Title :
Efficient algorithms for mining closed itemsets and their lattice structure
Author :
Zaki, Mohammed J. ; Hsiao, Ching-Jui
Author_Institution :
Dept. of Comput. Sci., Rensselaer Polytech. Inst., Troy, NY, USA
fDate :
4/1/2005 12:00:00 AM
Abstract :
The set of frequent closed itemsets uniquely determines the exact frequency of all itemsets, yet it can be orders of magnitude smaller than the set of all frequent itemsets. In this paper, we present CHARM, an efficient algorithm for mining all frequent closed itemsets. It enumerates closed sets using a dual itemset-tidset search tree, using an efficient hybrid search that skips many levels. It also uses a technique called diffsets to reduce the memory footprint of intermediate computations. Finally, it uses a fast hash-based approach to remove any "nonclosed" sets found during computation. We also present CHARM-L, an algorithm that outputs the closed itemset lattice, which is very useful for rule generation and visualization. An extensive experimental evaluation on a number of real and synthetic databases shows that CHARM is a state-of-the-art algorithm that outperforms previous methods.
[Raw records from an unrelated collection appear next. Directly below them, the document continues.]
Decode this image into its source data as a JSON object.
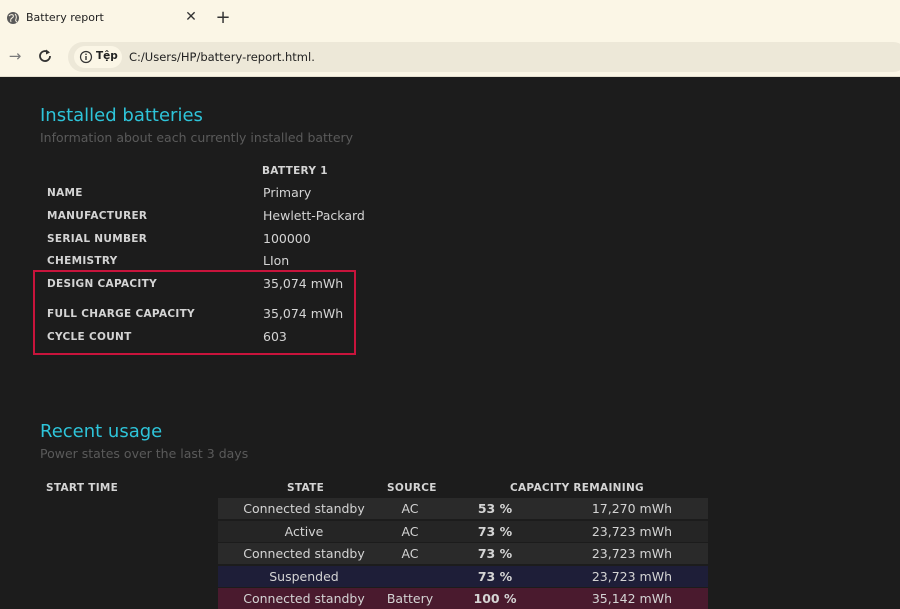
{
  "browser": {
    "tab_title": "Battery report",
    "close_glyph": "✕",
    "new_tab_glyph": "+",
    "forward_glyph": "→",
    "chip_label": "Tệp",
    "url": "C:/Users/HP/battery-report.html."
  },
  "installed": {
    "title": "Installed batteries",
    "subtitle": "Information about each currently installed battery",
    "column_header": "BATTERY 1",
    "rows": [
      {
        "label": "NAME",
        "value": "Primary"
      },
      {
        "label": "MANUFACTURER",
        "value": "Hewlett-Packard"
      },
      {
        "label": "SERIAL NUMBER",
        "value": "100000"
      },
      {
        "label": "CHEMISTRY",
        "value": "LIon"
      },
      {
        "label": "DESIGN CAPACITY",
        "value": "35,074 mWh"
      },
      {
        "label": "FULL CHARGE CAPACITY",
        "value": "35,074 mWh"
      },
      {
        "label": "CYCLE COUNT",
        "value": "603"
      }
    ],
    "highlight_color": "#c8143c"
  },
  "usage": {
    "title": "Recent usage",
    "subtitle": "Power states over the last 3 days",
    "headers": {
      "start_time": "START TIME",
      "state": "STATE",
      "source": "SOURCE",
      "capacity": "CAPACITY REMAINING"
    },
    "rows": [
      {
        "state": "Connected standby",
        "source": "AC",
        "percent": "53 %",
        "mwh": "17,270 mWh",
        "bg": "#2a2a2a"
      },
      {
        "state": "Active",
        "source": "AC",
        "percent": "73 %",
        "mwh": "23,723 mWh",
        "bg": "#252525"
      },
      {
        "state": "Connected standby",
        "source": "AC",
        "percent": "73 %",
        "mwh": "23,723 mWh",
        "bg": "#2a2a2a"
      },
      {
        "state": "Suspended",
        "source": "",
        "percent": "73 %",
        "mwh": "23,723 mWh",
        "bg": "#1e1e38"
      },
      {
        "state": "Connected standby",
        "source": "Battery",
        "percent": "100 %",
        "mwh": "35,142 mWh",
        "bg": "#4a1a2e"
      }
    ]
  },
  "colors": {
    "accent": "#2ec4d9",
    "page_bg": "#1c1c1c",
    "chrome_bg": "#fbf6e6"
  }
}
Further, CHARM-L explicitly generates the frequent closed itemset lattice.
Keywords :
data mining; tree searching; very large databases; association rules; closed itemset lattice; closed itemsets; data mining; frequent itemsets; hash approach; search tree; Association rules; Data mining; Data visualization; Degradation; Frequency; Itemsets; Lattices; Multidimensional systems; Transaction databases; Visual databases; Index Terms- Closed itemsets; association rules; closed itemset lattice; data mining.; frequent itemsets;
Journal_Title :
Knowledge and Data Engineering, IEEE Transactions on
DOI :
10.1109/TKDE.2005.60